Results: There was a significant increase on T2DM patient’s knowledge scores from Pre-educational intervention (M = 261.64, SD = 30.0) to Post educational intervention (M = 327.96, SD = 22.0), t value = 7.952, p = .000 (two-tailed). The Mean difference of the two scores was -66.32, with a 95 percent confidence interval stretching from a lower bound of -83.53334 to an upper bound of -49.10666. The eta squared statistic (.7) indicated an extremely large effect size. Majority of the participants were women which may have increased the probability of female to male ratio. The hypothesis and question posed in this study were both answered YES. The use of the HPM theoretical framework and the selected educational material demonstrated significant changes in knowledge and behavior as evidenced by the statistically significant improvement in diabetic patients’ PIN scores from pre to post implementation of diabetic foot care education intervention.

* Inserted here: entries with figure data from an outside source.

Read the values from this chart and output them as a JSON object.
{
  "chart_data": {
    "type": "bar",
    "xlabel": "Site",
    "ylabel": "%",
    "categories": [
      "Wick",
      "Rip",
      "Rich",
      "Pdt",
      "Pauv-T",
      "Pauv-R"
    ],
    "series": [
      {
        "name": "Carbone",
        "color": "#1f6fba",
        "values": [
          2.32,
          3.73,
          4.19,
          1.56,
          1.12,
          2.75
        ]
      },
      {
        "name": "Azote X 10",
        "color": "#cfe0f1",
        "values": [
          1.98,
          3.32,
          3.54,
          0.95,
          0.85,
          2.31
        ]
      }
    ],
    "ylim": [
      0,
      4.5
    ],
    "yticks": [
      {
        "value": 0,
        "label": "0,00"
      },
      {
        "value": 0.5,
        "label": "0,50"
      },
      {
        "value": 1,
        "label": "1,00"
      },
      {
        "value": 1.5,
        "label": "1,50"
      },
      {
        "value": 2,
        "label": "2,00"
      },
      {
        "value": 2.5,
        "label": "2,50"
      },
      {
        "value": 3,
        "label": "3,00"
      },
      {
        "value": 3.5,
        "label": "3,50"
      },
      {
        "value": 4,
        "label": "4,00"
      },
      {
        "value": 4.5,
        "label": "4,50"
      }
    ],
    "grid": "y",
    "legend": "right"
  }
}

Conclusion: The use of a scientific approach, such as evidence-based practice, plays a crucial role in the provision of appropriate care to patients. The move towards evidenced based practice paves the way for healthcare professionals to move away from long-established style of care delivery to the new paradigm where decisions are driven according to the best evidence available. The hypothesis and question posed in this study were both answered yes. The use of Pender’s health promotion model as theoretical framework and the selected standardized educational materials demonstrated significant changes in the knowledge and behavior of the participants in this study as evidenced by improvement in diabetic patients’ PIN scores from pre to post implementation of a diabetic foot care prevention education. The findings indicated increased knowledge, willingness and motivation, which are important elements that contribute to behavior change in this patient population. Diabetic foot education and prevention among diabetic patients in this rural clinic is essential because the knowledge and skills acquired as a result of the education intervention will have a significant impact in therapeutic outcomes among this patient population.